Motivation§

Until now, we have focused on cryptosystems that are used in encrypting and decrypting messages. With signature algorithms, we can post a message publicly along with a digital signature that certifies the authenticity of the message.


Hashing Algorithms§

One-way hash function

A hash function takes an input and generates an output that is typically more efficient, i.e. smaller.

$$ H(x) : \mathbb{N} \to \mathbb{N} $$

A hash function does not need to be a bijective function, but for a given input $x$ it must be difficult to construct a $y$ such that $H(x) = H(y)$. The function must also be difficult to reconstruct the input $x$ given the output $H(x)$.

If two inputs map to the same output, we call this a hash collision.


RSA Signature Algorithm§

The RSA signature algorithm works very similiarly to the cryptosystem.

RSA Signature

Signing: Suppose Samantha wants to sign a message $g$ with an RSA signature. Then, Samantha chooses two large primes $p, q$ such that $m = pq$, and she chooses a $k$ such that $(k, \varphi(m)) = 1$. Next, she computes the multiplicative inverse of $k$, $\overline{k}$. Now she computes the signaure of her message by computing

$$ s \equiv g^{\overline{k}} \pmod{m}, $$

she then makes public the signature $s$, the message $g$, and the values $k$ and $m$.

Verifying: If Victor wants to validate the authenticity of Samantha’s message, all he has to do is compute

$$ s’ \equiv s^{k} \pmod{m} $$

if $s’ \equiv_m g$, then Victor can be assured that the message is authentic.

Typically, we use a hashing function on the message and find the signature of the hash, instead of the whole message.
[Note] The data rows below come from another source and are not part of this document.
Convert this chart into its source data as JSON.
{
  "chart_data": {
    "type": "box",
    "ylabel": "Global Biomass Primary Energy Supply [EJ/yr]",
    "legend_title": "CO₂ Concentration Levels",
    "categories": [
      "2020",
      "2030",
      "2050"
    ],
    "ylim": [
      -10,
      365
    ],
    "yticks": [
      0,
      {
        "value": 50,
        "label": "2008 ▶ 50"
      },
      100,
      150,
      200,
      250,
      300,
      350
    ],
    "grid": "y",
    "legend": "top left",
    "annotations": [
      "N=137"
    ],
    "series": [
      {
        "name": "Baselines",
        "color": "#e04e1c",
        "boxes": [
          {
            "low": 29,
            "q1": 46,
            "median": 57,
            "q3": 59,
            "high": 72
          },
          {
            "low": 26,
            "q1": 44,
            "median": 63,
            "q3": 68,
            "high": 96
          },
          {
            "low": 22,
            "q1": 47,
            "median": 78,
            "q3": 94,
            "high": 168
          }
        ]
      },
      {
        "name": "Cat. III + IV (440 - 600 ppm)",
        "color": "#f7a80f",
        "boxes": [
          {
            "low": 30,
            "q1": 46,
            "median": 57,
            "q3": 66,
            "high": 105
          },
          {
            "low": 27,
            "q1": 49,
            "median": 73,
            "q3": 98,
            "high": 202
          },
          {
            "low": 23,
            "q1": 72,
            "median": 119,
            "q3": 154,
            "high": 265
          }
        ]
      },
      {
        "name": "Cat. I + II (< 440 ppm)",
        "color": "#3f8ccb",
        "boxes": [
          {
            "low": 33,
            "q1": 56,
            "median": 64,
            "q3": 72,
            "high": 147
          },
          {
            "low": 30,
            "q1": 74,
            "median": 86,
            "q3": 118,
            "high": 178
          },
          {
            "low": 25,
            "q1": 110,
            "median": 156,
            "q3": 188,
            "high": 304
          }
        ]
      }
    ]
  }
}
The onus is on the verifier to use the same hashing algorithm and compute the hash of the message, then verifying that the signature matches this hash.


Digital Signature Algorithm (DSA)§

The Digital Signature Algorithm is an alternative to the RSA signature algorithm, and one of its key benefits is that it is generally faster. Like Diffie-Hellman and Elgama, DSA relies on the difficulty of the DLP rather than factorization.

DSA

Signing: Suppose Samantha wants to sign a message $m$ with DSA. First, Samantha computes the hash of the document $D$. Then, she chooses two large primes $p, q$ such that $q \gt D$, $p \sim k$ (i.e. $p$ is a $k$-bit prime), and $q \sim l$ for $(k, l)$ in $(1024, 160)$, $(2048, 224)$, $(2048, 256)$, $(3072, 256)$[^1]. The primes $p, q$ must also satisfy the following congruence

$$ p \equiv 1 \pmod{q} \iff q \vert (p-1). $$

Samantha also chooses an element $g \in \mathbb{F}_p$ such that $\text{ord}_p(g) = q$. Given a primitive root $g_1 \in \mathbb{F}_p$, she can choose $g \equiv_p g_1^{(p-1)/q}$.

Next, Samantha chooses a secret $a$ and computes $A \equiv_p g^a$. Her public signature is composed of the $4$-tuple $(p, q, g, A)$. Samantha then chooses a random element $k \in [1\dots q]$ and computes

$$ \begin{align*} S_1 &\equiv \left(g^k \pmod{p}\right) \pmod{q}\\ S_2 &\equiv \left(D + aS_1\right)k^{-1} \pmod{q}. \end{align*} $$

Finally, Samantha’s signature is given by the pair $(S_1, S_2)$.

Verifying: Victor begins by computing the values

$$ \begin{align*} V_1 = DS_2^{-1} \pmod{q}\ V_2 = S_1S_2^{-1} \pmod{q}. \end{align*} $$

Next, Victor checks the following congruence

$$ \left(g^{V_1}A^{V_2}\pmod{p}\right) \pmod{q} \equiv S_1. $$

If the congruence holds, the message is certified to be authentic.

By choosing our $q$ such that $\text{ord}_p(g) = q$ strengthens the DSA. We’ve discussed Shank’s Baby-Step Giant-Step algorithm to solve the DLP when the order of a group element is a prime. It takes $\mathcal{O}(N)$ memory, where $N \sim \sqrt{q}$, so using the smallest recommended bit-size $q$ of $160$, we can expect around $2^{80}$ bytes of memory to solve using Shank’s.